Director and Screenwriter Joss Whedon also commits to Loki and turns the Asgardian into the film’s true main character. The story begins when Loki appears and it ends only after he’s taken back to Asgard by Thor. And the movie uses Loki the way X-Men 2 used Wolverine. When a script has a large ensemble cast it is helpful if the cast is “funneled” through one character. In The Avengers every member of the team has a moment of one-on-one time with Loki and they are some of the best and most memorable moments of the movie. There’s Captain America’s public confrontation, Black Widow’s fake out, Iron Man’s stall for time/ duel of words, and of course Hulk and his “puny god” smackdown.

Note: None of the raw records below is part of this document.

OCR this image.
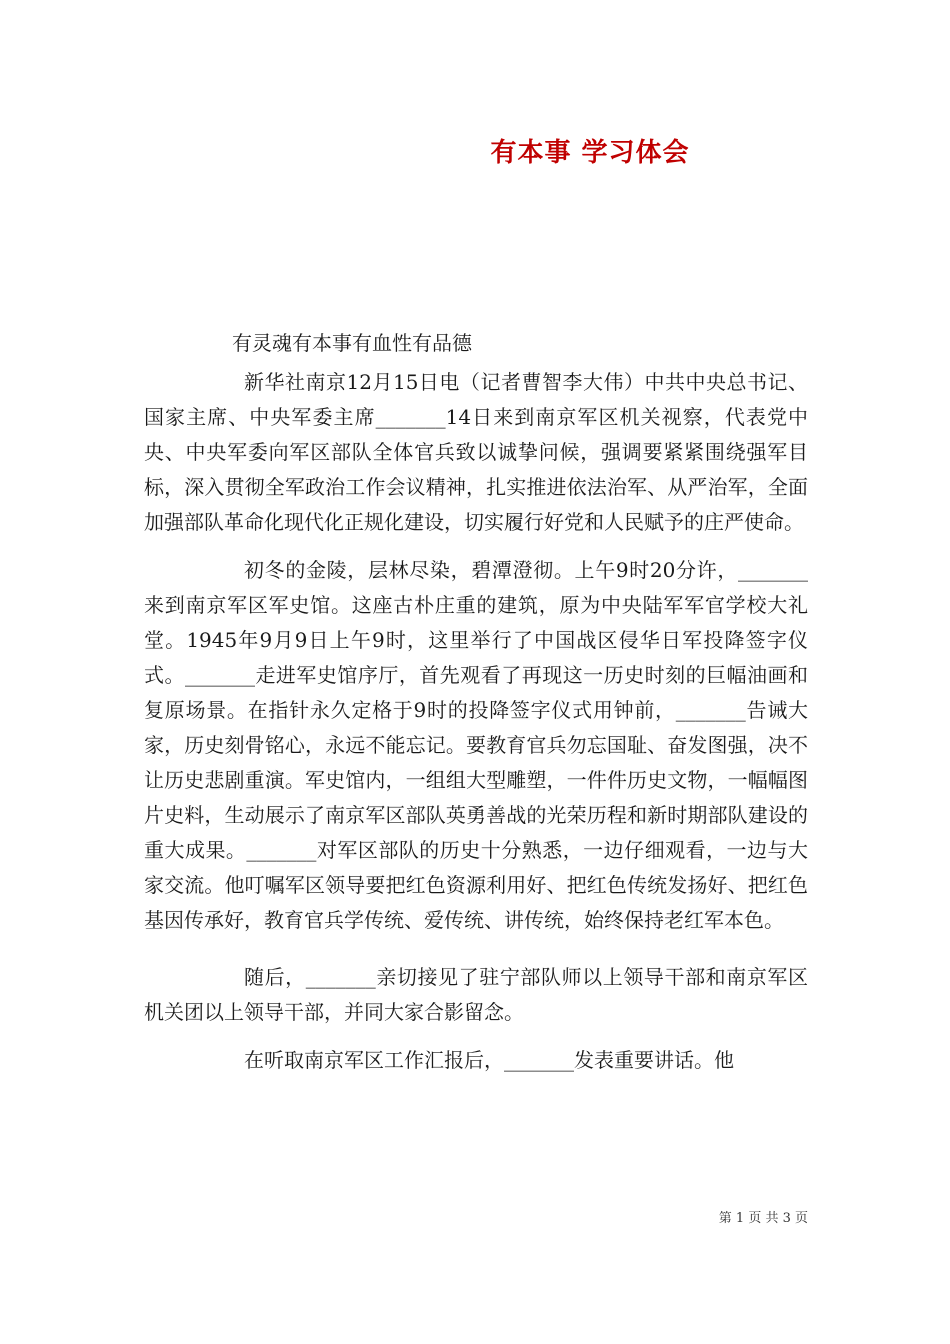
有本事 学习体会
有灵魂有本事有血性有品德

新华社南京12月15日电（记者曹智李大伟）中共中央总书记、国家主席、中央军委主席_______14日来到南京军区机关视察，代表党中央、中央军委向军区部队全体官兵致以诚挚问候，强调要紧紧围绕强军目标，深入贯彻全军政治工作会议精神，扎实推进依法治军、从严治军，全面加强部队革命化现代化正规化建设，切实履行好党和人民赋予的庄严使命。

初冬的金陵，层林尽染，碧潭澄彻。上午9时20分许，_______来到南京军区军史馆。这座古朴庄重的建筑，原为中央陆军军官学校大礼堂。1945年9月9日上午9时，这里举行了中国战区侵华日军投降签字仪式。_______走进军史馆序厅，首先观看了再现这一历史时刻的巨幅油画和复原场景。在指针永久定格于9时的投降签字仪式用钟前，_______告诫大家，历史刻骨铭心，永远不能忘记。要教育官兵勿忘国耻、奋发图强，决不让历史悲剧重演。军史馆内，一组组大型雕塑，一件件历史文物，一幅幅图片史料，生动展示了南京军区部队英勇善战的光荣历程和新时期部队建设的重大成果。_______对军区部队的历史十分熟悉，一边仔细观看，一边与大家交流。他叮嘱军区领导要把红色资源利用好、把红色传统发扬好、把红色基因传承好，教育官兵学传统、爱传统、讲传统，始终保持老红军本色。

随后，_______亲切接见了驻宁部队师以上领导干部和南京军区机关团以上领导干部，并同大家合影留念。

在听取南京军区工作汇报后，_______发表重要讲话。他

第 1 页 共 3 页
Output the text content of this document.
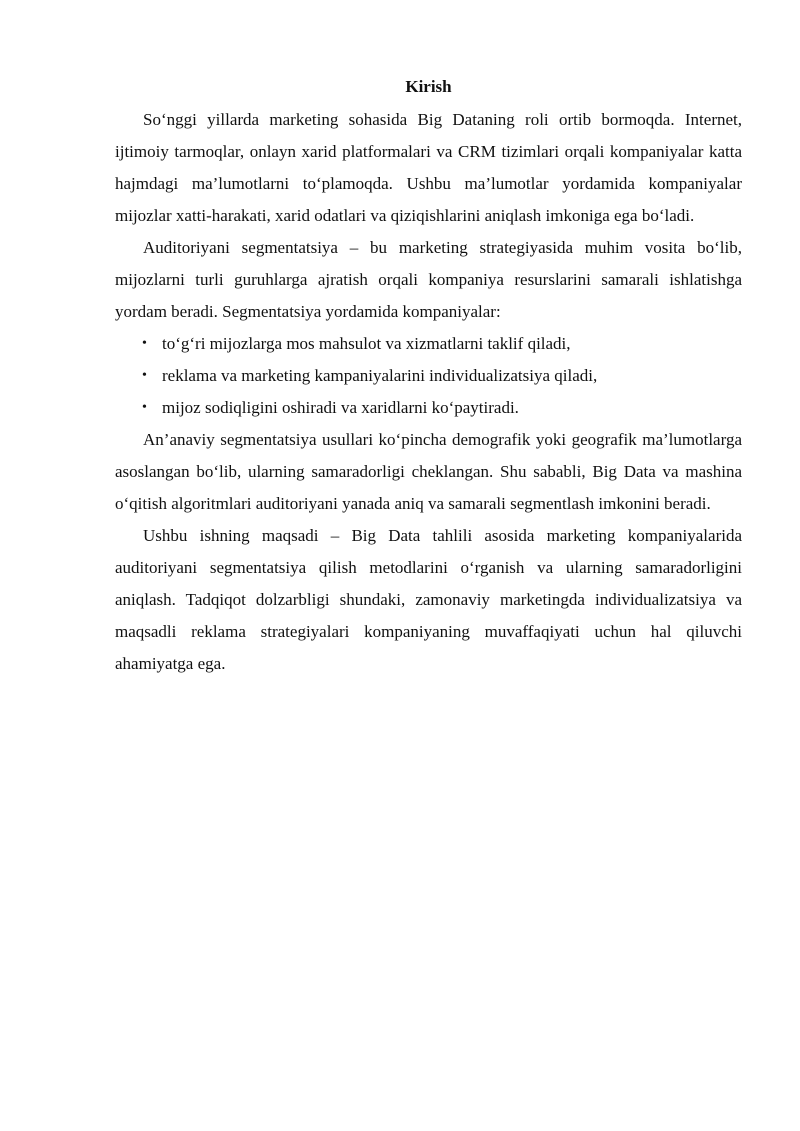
Kirish

So‘nggi yillarda marketing sohasida Big Dataning roli ortib bormoqda. Internet, ijtimoiy tarmoqlar, onlayn xarid platformalari va CRM tizimlari orqali kompaniyalar katta hajmdagi ma’lumotlarni to‘plamoqda. Ushbu ma’lumotlar yordamida kompaniyalar mijozlar xatti-harakati, xarid odatlari va qiziqishlarini aniqlash imkoniga ega bo‘ladi.

Auditoriyani segmentatsiya – bu marketing strategiyasida muhim vosita bo‘lib, mijozlarni turli guruhlarga ajratish orqali kompaniya resurslarini samarali ishlatishga yordam beradi. Segmentatsiya yordamida kompaniyalar:

• to‘g‘ri mijozlarga mos mahsulot va xizmatlarni taklif qiladi,
• reklama va marketing kampaniyalarini individualizatsiya qiladi,
• mijoz sodiqligini oshiradi va xaridlarni ko‘paytiradi.

An’anaviy segmentatsiya usullari ko‘pincha demografik yoki geografik ma’lumotlarga asoslangan bo‘lib, ularning samaradorligi cheklangan. Shu sababli, Big Data va mashina o‘qitish algoritmlari auditoriyani yanada aniq va samarali segmentlash imkonini beradi.

Ushbu ishning maqsadi – Big Data tahlili asosida marketing kompaniyalarida auditoriyani segmentatsiya qilish metodlarini o‘rganish va ularning samaradorligini aniqlash. Tadqiqot dolzarbligi shundaki, zamonaviy marketingda individualizatsiya va maqsadli reklama strategiyalari kompaniyaning muvaffaqiyati uchun hal qiluvchi ahamiyatga ega.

On top of all that the movie also marks an important step in the development of Loki as a character. The word “anti hero” is thrown around a lot but not everyone has the courage to continue a character’s push down a dark path. More often than not when a villain reappears it’s the same character as last time with maybe cosmetic changes. Here the character has “grown,” if you want to call getting worse growth. Loki is in a very different place than he was in Thor. This is someone who is now whole heartedly embracing the role he has chosen. In Thor, there were small moments that looked like doubt or regret. But he’s using the bitterness of his previous defeat to drive away those feelings here. In his mind, there is no going back, only forward. And in his mind, taking his dreams of conquest and glory to Earth is actually a good act. He views the people of Earth as brutal and self destructive. He should be in charge because we’re too stupid and violent to rule ourselves.
The Avengers stands out not just as a fine piece of entertainment but also an excellent example of writing. Writer/director Joss Whedon had a lot on his plate when he took up the challenge of the first Avengers movie. And he passed all of them with flying colors in large part due to the way he utilized and treated the movie’s main villain.
The biggest drawback to The Avengers was that it could only happen once. Much like Lord of the Rings, it was a massive gamble and a risky experiment. It paid off. But having set the bar, Marvel once again had to find some way to match or even top it.